Back in 2005 when I started as a software developer, I remember using one of these amazing command references or cheat sheets as we called it:
Reflecting, I think cheat sheets apply the Just-In-Time-Learning concept perfectly.
Nobody tells you to memorize the whole thing. You print it out and leave it next to your computer until you needed it.
Over time, you memorise the most relevant things and eventually don’t need the cheat sheet any more.
Cheat Sheets
I’m wondering if this could be applied to other areas of life. Other new situations that you are facing.
Running Tokenomics DAO, I have a bunch of customer conversations and thought I could benefit from reading The Mom Test by Rob Fitzpatrick.
While reading, it makes a ton of sense, but I know that once I’m done and get to my first customer conversations, I will have lost most of the knowledge.
So obviously I did the most natural thing to do nowadays:
Here’s what it came up with. Doesn’t look half bad, does it?
Could use a bit of styling for sure, but I think I’ll pull this out next time I’m talking to a customer.

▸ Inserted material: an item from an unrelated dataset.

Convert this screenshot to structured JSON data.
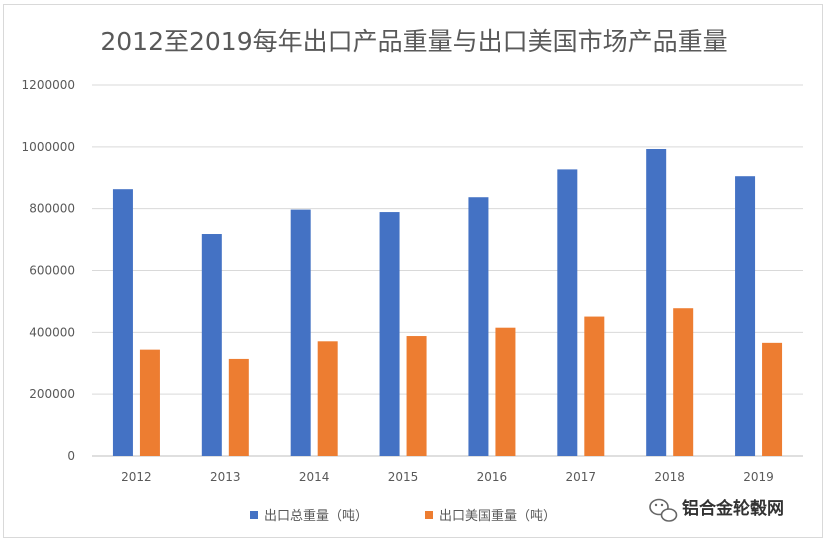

Not everyone will have the same learning style. Some might be perfectly fine reading through a textbook and applying it months later.

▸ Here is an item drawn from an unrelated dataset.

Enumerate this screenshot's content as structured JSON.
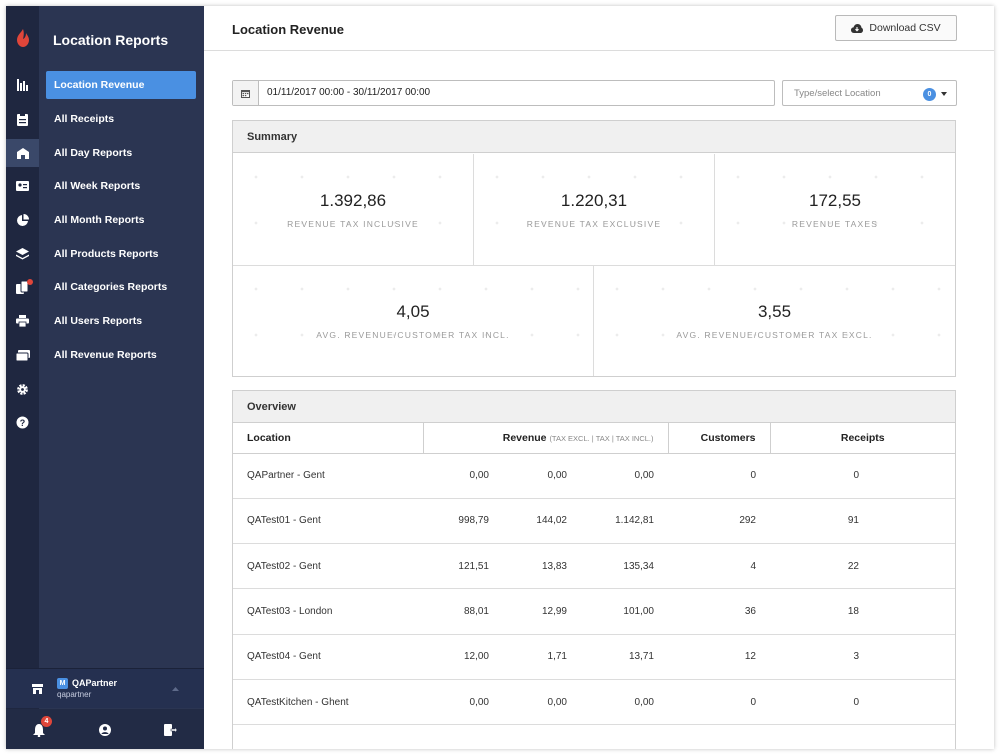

But for people like me, who completely fail at this task, a cheat sheet could be quite useful.
With today’s technology, it could be really easy to just generate a cheat sheet for whatever new thing you're trying to do. Negotiating, talking to customers, cooking an omelette - just surfing will be a bit tricky.
I’d be interested in hearing how others have approached this topic. I guess I’ll be sharing a few cheat sheets in the future.